Oldooz Pooyanfar, a graduate student in Mechantronics Systems Engineering (MSE) program at Simon Fraser University in Surrey, is doing something about safeguarding the bees. She is designing a high tech system which allows for the monitoring of bee health in the hive, without disturbing the hive.

“The project arose after a beekeeper approached the program to find better ways of monitoring bee colonies,” Pooyanfar said. Physically inspecting a hive results in a 24 hour interruption in production of honey which has a physiological impact on the colony and an economic impact on the operator.

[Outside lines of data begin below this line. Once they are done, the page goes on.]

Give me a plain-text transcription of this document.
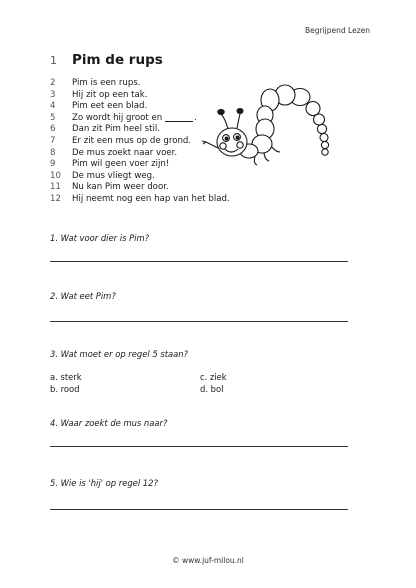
Begrijpend Lezen
1	Pim de rups
2	Pim is een rups.
3	Hij zit op een tak.
4	Pim eet een blad.
5	Zo wordt hij groot en	.
6	Dan zit Pim heel stil.
7	Er zit een mus op de grond.
8	De mus zoekt naar voer.
9	Pim wil geen voer zijn!
10	De mus vliegt weg.
11	Nu kan Pim weer door.
12	Hij neemt nog een hap van het blad.
1. Wat voor dier is Pim?
2. Wat eet Pim?
3. Wat moet er op regel 5 staan?
a. sterk	c. ziek
b. rood	d. bol
4. Waar zoekt de mus naar?
5. Wie is 'hij' op regel 12?
© www.juf-milou.nl
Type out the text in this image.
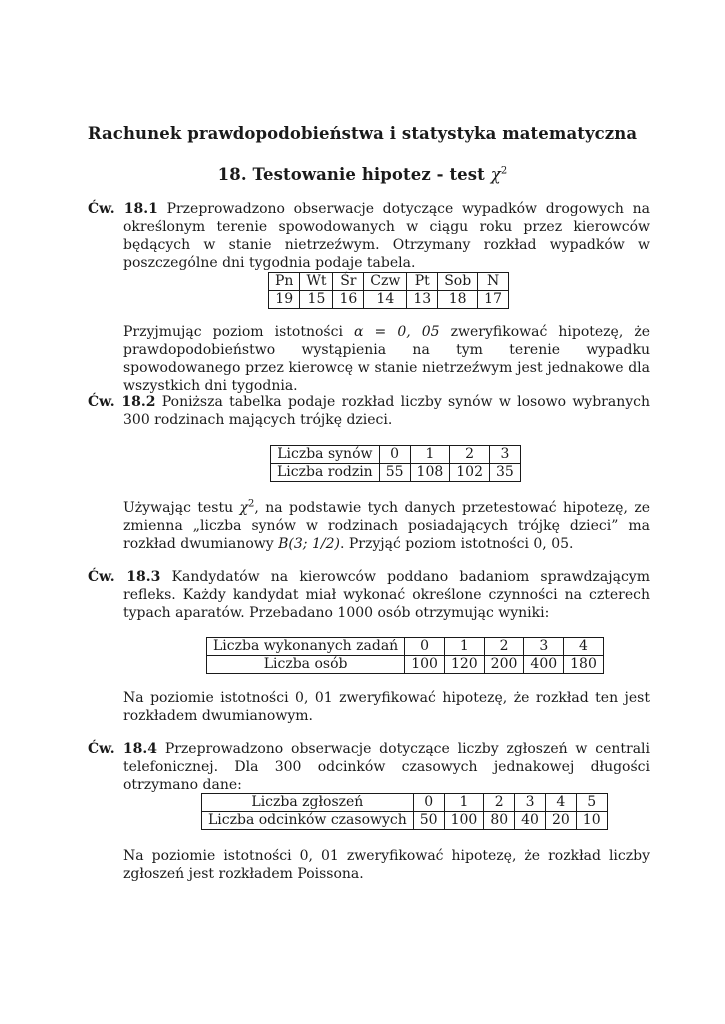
Rachunek prawdopodobieństwa i statystyka matematyczna
18. Testowanie hipotez - test $\chi^2$
Ćw. 18.1 Przeprowadzono obserwacje dotyczące wypadków drogowych na określonym terenie spowodowanych w ciągu roku przez kierowców będących w stanie nietrzeźwym. Otrzymany rozkład wypadków w poszczególne dni tygodnia podaje tabela.
Pn	Wt	Śr	Czw	Pt	Sob	N
19	15	16	14	13	18	17
Przyjmując poziom istotności α = 0, 05 zweryfikować hipotezę, że prawdopodobieństwo wystąpienia na tym terenie wypadku spowodowanego przez kierowcę w stanie nietrzeźwym jest jednakowe dla wszystkich dni tygodnia.
Ćw. 18.2 Poniższa tabelka podaje rozkład liczby synów w losowo wybranych 300 rodzinach mających trójkę dzieci.
Liczba synów	0	1	2	3
Liczba rodzin	55	108	102	35
Używając testu $\chi^2$, na podstawie tych danych przetestować hipotezę, ze zmienna „liczba synów w rodzinach posiadających trójkę dzieci” ma rozkład dwumianowy B(3; 1/2). Przyjąć poziom istotności 0, 05.
Ćw. 18.3 Kandydatów na kierowców poddano badaniom sprawdzającym refleks. Każdy kandydat miał wykonać określone czynności na czterech typach aparatów. Przebadano 1000 osób otrzymując wyniki:
Liczba wykonanych zadań	0	1	2	3	4
Liczba osób	100	120	200	400	180
Na poziomie istotności 0, 01 zweryfikować hipotezę, że rozkład ten jest rozkładem dwumianowym.
Ćw. 18.4 Przeprowadzono obserwacje dotyczące liczby zgłoszeń w centrali telefonicznej. Dla 300 odcinków czasowych jednakowej długości otrzymano dane:
Liczba zgłoszeń	0	1	2	3	4	5
Liczba odcinków czasowych	50	100	80	40	20	10
Na poziomie istotności 0, 01 zweryfikować hipotezę, że rozkład liczby zgłoszeń jest rozkładem Poissona.
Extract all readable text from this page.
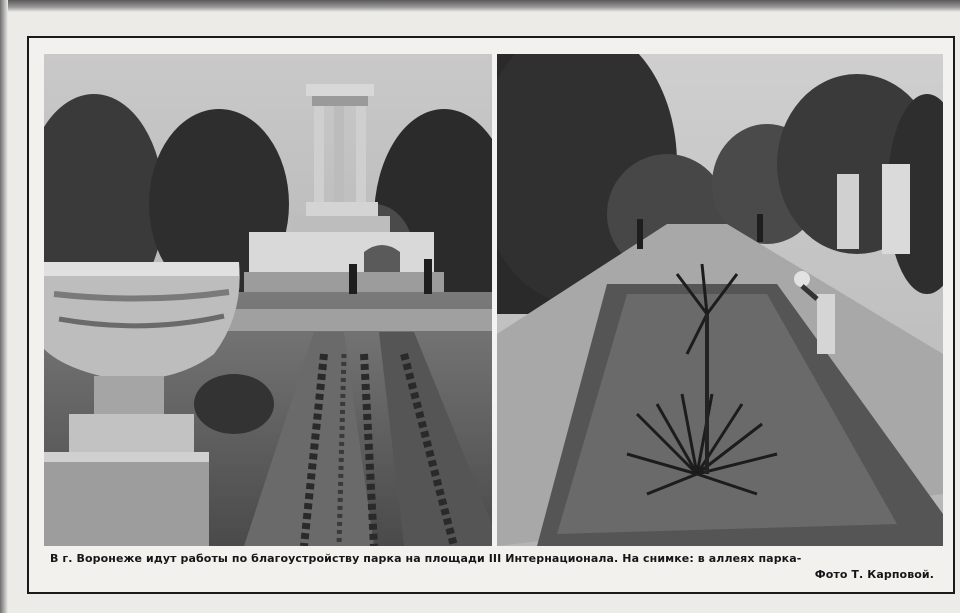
В г. Воронеже идут работы по благоустройству парка на площади III Интернационала. На снимке: в аллеях парка-
Фото Т. Карповой.
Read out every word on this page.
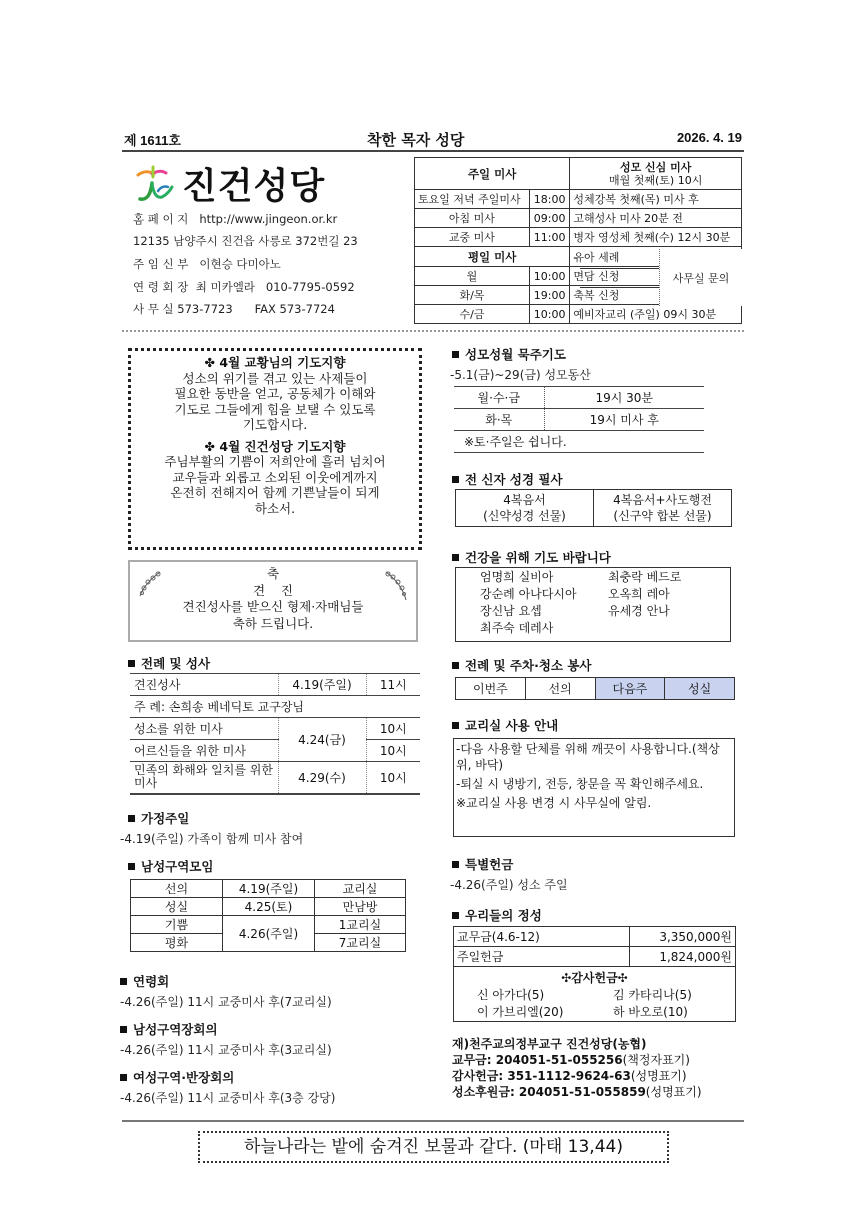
제 1611호	착한 목자 성당	2026. 4. 19
진건성당
홈 페 이 지   http://www.jingeon.or.kr
12135 남양주시 진건읍 사릉로 372번길 23
주 임 신 부   이현승 다미아노
연 령 회 장  최 미카엘라   010-7795-0592
사 무 실 573-7723      FAX 573-7724
주일 미사		성모 신심 미사
매월 첫째(토) 10시

토요일 저녁 주일미사	18:00	성체강복 첫째(목) 미사 후
아침 미사	09:00	고해성사 미사 20분 전
교중 미사	11:00	병자 영성체 첫째(수) 12시 30분
평일 미사		유아 세례

월	10:00	면담 신청
화/목	19:00	축복 신청
수/금	10:00	예비자교리 (주일) 09시 30분
사무실 문의
✤ 4월 교황님의 기도지향
성소의 위기를 겪고 있는 사제들이
필요한 동반을 얻고, 공동체가 이해와
기도로 그들에게 힘을 보탤 수 있도록
기도합시다.
✤ 4월 진건성당 기도지향
주님부활의 기쁨이 저희안에 흘러 넘치어
교우들과 외롭고 소외된 이웃에게까지
온전히 전해지어 함께 기쁜날들이 되게
하소서.
축
견    진
견진성사를 받으신 형제·자매님들
축하 드립니다.
전례 및 성사
견진성사	4.19(주일)	11시
주 례: 손희송 베네딕토 교구장님		
성소를 위한 미사	4.24(금)	10시
어르신들을 위한 미사		10시
민족의 화해와 일치를 위한 미사	4.29(수)	10시
가정주일
-4.19(주일) 가족이 함께 미사 참여
남성구역모임
선의	4.19(주일)	교리실
성실	4.25(토)	만남방
기쁨	4.26(주일)	1교리실
평화		7교리실
연령회
-4.26(주일) 11시 교중미사 후(7교리실)
남성구역장회의
-4.26(주일) 11시 교중미사 후(3교리실)
여성구역·반장회의
-4.26(주일) 11시 교중미사 후(3층 강당)
성모성월 묵주기도
-5.1(금)~29(금) 성모동산
월·수·금	19시 30분
화·목	19시 미사 후
※토·주일은 쉽니다.	
전 신자 성경 필사
4복음서
(신약성경 선물)

4복음서+사도행전
(신구약 합본 선물)
건강을 위해 기도 바랍니다
엄명희 실비아	최충락 베드로
강순례 아나다시아	오옥희 레아
장신남 요셉	유세경 안나
최주숙 데레사
전례 및 주차·청소 봉사
이번주	선의	다음주	성실
교리실 사용 안내

-다음 사용할 단체를 위해 깨끗이 사용합니다.(책상 위, 바닥)

-퇴실 시 냉방기, 전등, 창문을 꼭 확인해주세요.

※교리실 사용 변경 시 사무실에 알림.

특별헌금
-4.26(주일) 성소 주일
우리들의 정성
교무금(4.6-12)	3,350,000원
주일헌금	1,824,000원

✣감사헌금✣
신 아가다(5) 김 카타리나(5)
이 가브리엘(20) 하 바오로(10)	
재)천주교의정부교구 진건성당(농협)
교무금: 204051-51-055256(책정자표기)
감사헌금: 351-1112-9624-63(성명표기)
성소후원금: 204051-51-055859(성명표기)
하늘나라는 밭에 숨겨진 보물과 같다. (마태 13,44)
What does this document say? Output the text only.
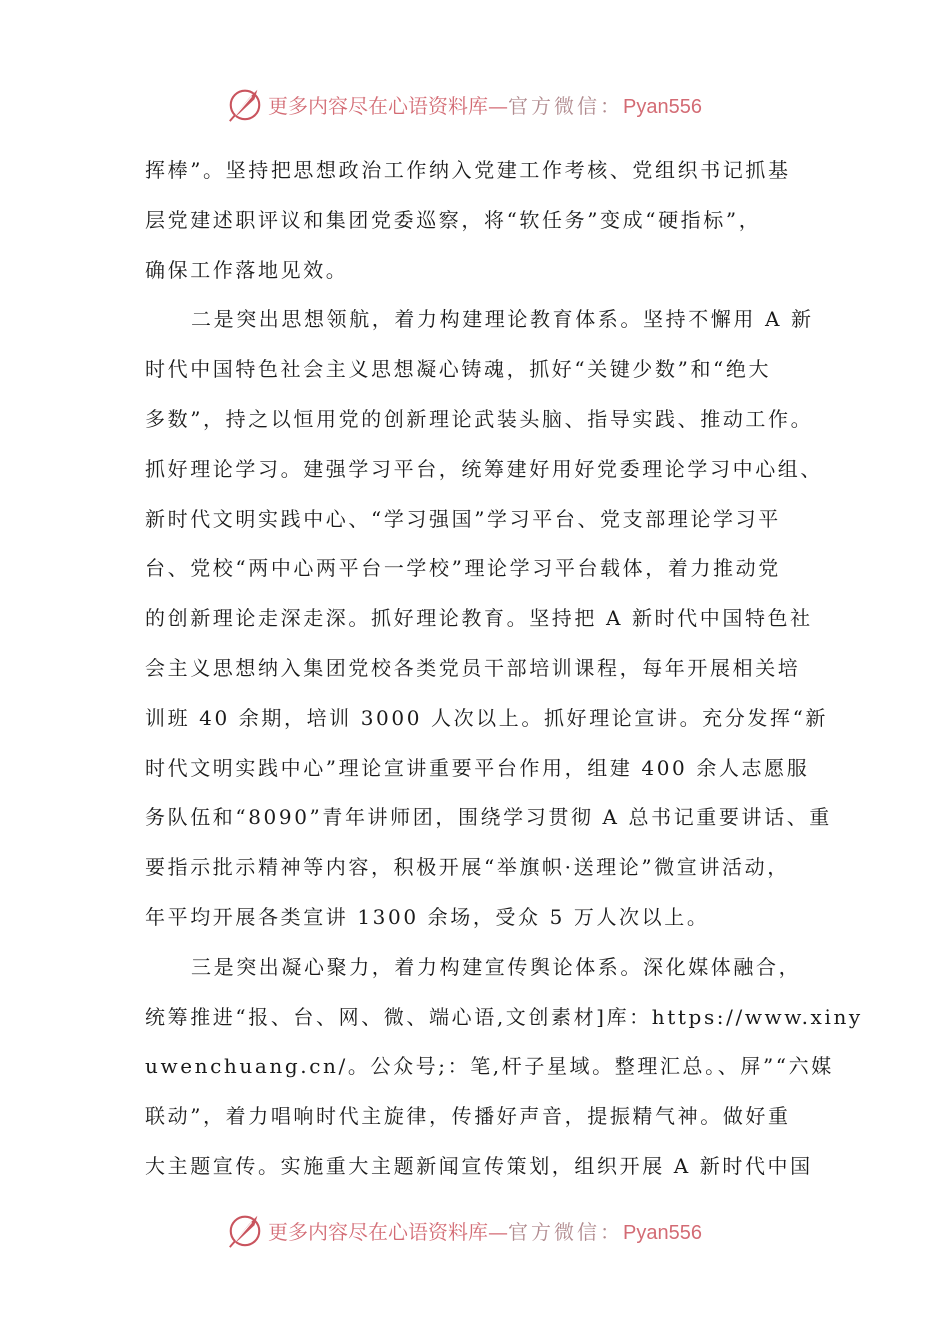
更多内容尽在心语资料库—官方微信：Pyan556
挥棒”。坚持把思想政治工作纳入党建工作考核、党组织书记抓基
层党建述职评议和集团党委巡察，将“软任务”变成“硬指标”，
确保工作落地见效。
二是突出思想领航，着力构建理论教育体系。坚持不懈用 A 新
时代中国特色社会主义思想凝心铸魂，抓好“关键少数”和“绝大
多数”，持之以恒用党的创新理论武装头脑、指导实践、推动工作。
抓好理论学习。建强学习平台，统筹建好用好党委理论学习中心组、
新时代文明实践中心、“学习强国”学习平台、党支部理论学习平
台、党校“两中心两平台一学校”理论学习平台载体，着力推动党
的创新理论走深走深。抓好理论教育。坚持把 A 新时代中国特色社
会主义思想纳入集团党校各类党员干部培训课程，每年开展相关培
训班 40 余期，培训 3000 人次以上。抓好理论宣讲。充分发挥“新
时代文明实践中心”理论宣讲重要平台作用，组建 400 余人志愿服
务队伍和“8090”青年讲师团，围绕学习贯彻 A 总书记重要讲话、重
要指示批示精神等内容，积极开展“举旗帜·送理论”微宣讲活动，
年平均开展各类宣讲 1300 余场，受众 5 万人次以上。
三是突出凝心聚力，着力构建宣传舆论体系。深化媒体融合，
统筹推进“报、台、网、微、端心语,文创素材]库：https://www.xiny
uwenchuang.cn/。公众号;：笔,杆子星域。整理汇总。、屏”“六媒
联动”，着力唱响时代主旋律，传播好声音，提振精气神。做好重
大主题宣传。实施重大主题新闻宣传策划，组织开展 A 新时代中国
更多内容尽在心语资料库—官方微信：Pyan556
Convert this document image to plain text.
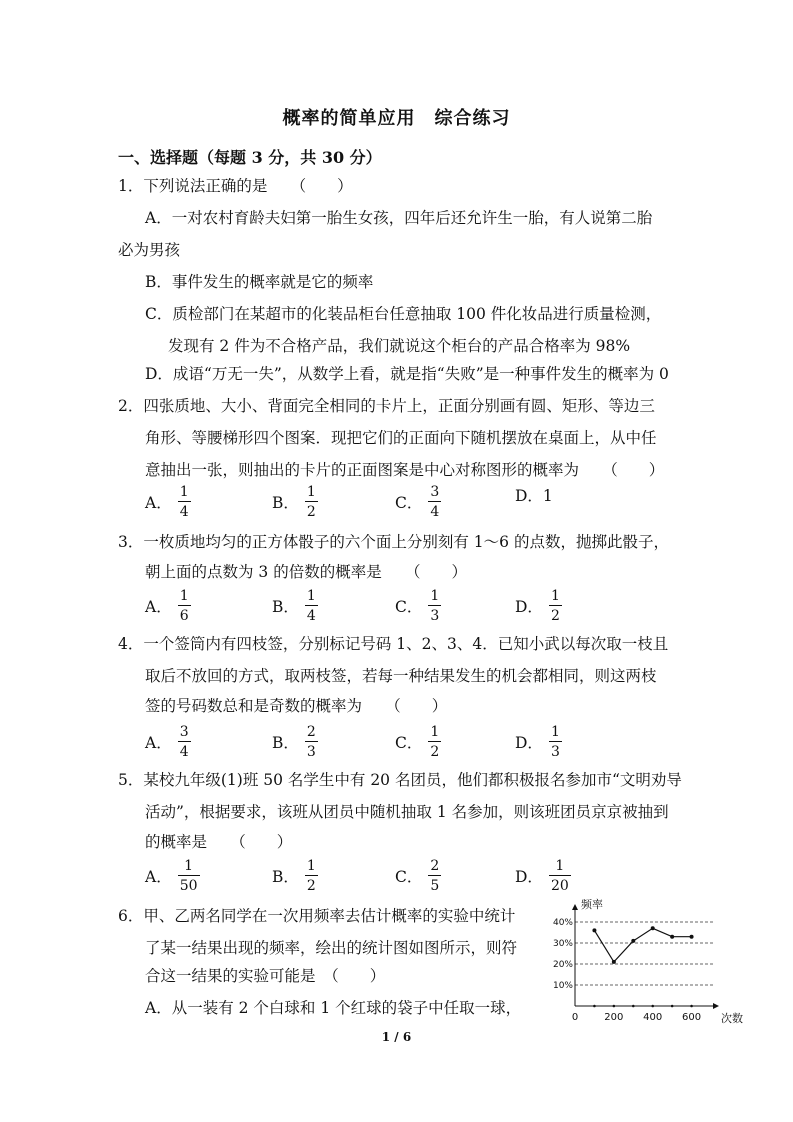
概率的简单应用　综合练习
一、选择题（每题 3 分，共 30 分）
1．下列说法正确的是　　（　　）
A．一对农村育龄夫妇第一胎生女孩，四年后还允许生一胎，有人说第二胎
必为男孩
B．事件发生的概率就是它的频率
C．质检部门在某超市的化装品柜台任意抽取 100 件化妆品进行质量检测，
发现有 2 件为不合格产品，我们就说这个柜台的产品合格率为 98%
D．成语“万无一失”，从数学上看，就是指“失败”是一种事件发生的概率为 0
2．四张质地、大小、背面完全相同的卡片上，正面分别画有圆、矩形、等边三
角形、等腰梯形四个图案．现把它们的正面向下随机摆放在桌面上，从中任
意抽出一张，则抽出的卡片的正面图案是中心对称图形的概率为　　（　　）
A． $\frac{1}{4}$	B． $\frac{1}{2}$	C． $\frac{3}{4}$	D．1
3．一枚质地均匀的正方体骰子的六个面上分别刻有 1～6 的点数，抛掷此骰子，
朝上面的点数为 3 的倍数的概率是　　（　　）
A． $\frac{1}{6}$	B． $\frac{1}{4}$	C． $\frac{1}{3}$	D． $\frac{1}{2}$
4．一个签筒内有四枝签，分别标记号码 1、2、3、4．已知小武以每次取一枝且
取后不放回的方式，取两枝签，若每一种结果发生的机会都相同，则这两枝
签的号码数总和是奇数的概率为　　（　　）
A． $\frac{3}{4}$	B． $\frac{2}{3}$	C． $\frac{1}{2}$	D． $\frac{1}{3}$
5．某校九年级(1)班 50 名学生中有 20 名团员，他们都积极报名参加市“文明劝导
活动”，根据要求，该班从团员中随机抽取 1 名参加，则该班团员京京被抽到
的概率是　　（　　）
A． $\frac{1}{50}$	B． $\frac{1}{2}$	C． $\frac{2}{5}$	D． $\frac{1}{20}$
6．甲、乙两名同学在一次用频率去估计概率的实验中统计
了某一结果出现的频率，绘出的统计图如图所示，则符
合这一结果的实验可能是　（　　）
A．从一装有 2 个白球和 1 个红球的袋子中任取一球，
40%
30%
20%
10%
0	200 400 600
频率
次数
1 / 6
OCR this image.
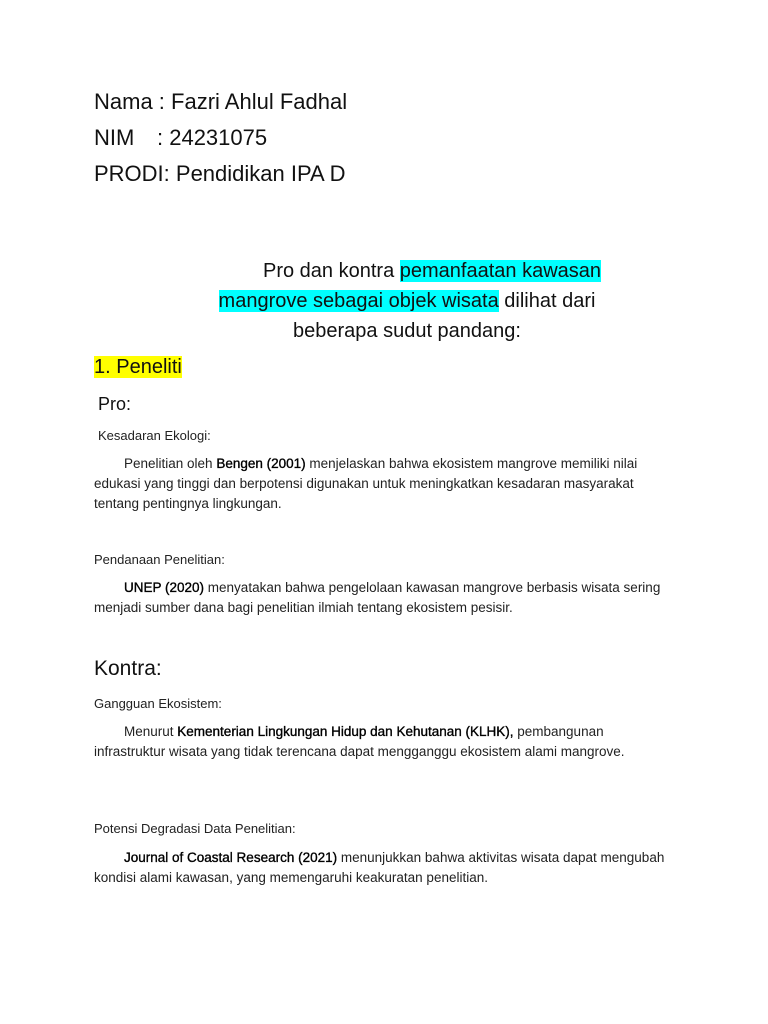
Nama : Fazri Ahlul Fadhal
NIM : 24231075
PRODI: Pendidikan IPA D
Pro dan kontra pemanfaatan kawasan
mangrove sebagai objek wisata dilihat dari
beberapa sudut pandang:
1. Peneliti
Pro:
Kesadaran Ekologi:
Penelitian oleh Bengen (2001) menjelaskan bahwa ekosistem mangrove memiliki nilai edukasi yang tinggi dan berpotensi digunakan untuk meningkatkan kesadaran masyarakat tentang pentingnya lingkungan.
Pendanaan Penelitian:
UNEP (2020) menyatakan bahwa pengelolaan kawasan mangrove berbasis wisata sering menjadi sumber dana bagi penelitian ilmiah tentang ekosistem pesisir.
Kontra:
Gangguan Ekosistem:
Menurut Kementerian Lingkungan Hidup dan Kehutanan (KLHK), pembangunan infrastruktur wisata yang tidak terencana dapat mengganggu ekosistem alami mangrove.
Potensi Degradasi Data Penelitian:
Journal of Coastal Research (2021) menunjukkan bahwa aktivitas wisata dapat mengubah kondisi alami kawasan, yang memengaruhi keakuratan penelitian.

“We’re installing sensors to monitor vibration, sound, humidity and temperature to observe the brood hive which is where the queen is,” Pooyanfar explained at the unveiling of the new Metatronics Centre at Surrey’s SFU Campus. “We’ll look for patterns that could alert us to changes in the hive such as infestations, or if the queen dies, any abnormalities that would let the beekeepers know without then having to physically check the hives. There are a lot of diseases which can cause the colony to collapse. And in winter it’s harder to monitor because they’re covered, so with the sensors we can look for abnormalities and then alert the beekeepers.”

Pooyanfar said that the program is currently working out of Honeyview Farms in Chilliwack,

and estimates that it might be a year or so before the program is ready for prime time.

“We have to collect the data for the whole year, but after that we’re just hoping to give it to as many beekeepers as possible. The more who are involved, the better the data, and our predictions can be better.”

Did you know: There are approximately 7,000 beekeepers in Canada operating a total of 600,000 colonies of honeybees. According to the Canadian Honey Council, we produce 75 million pounds of honey annually. Approximately approximately two-thirds from the prairie provinces, one third from rest of country. Half of all honey produced is exported, 80-90% is exported to the USA. The estimated value of honey bees to crop pollination in Canada is over $2 billion.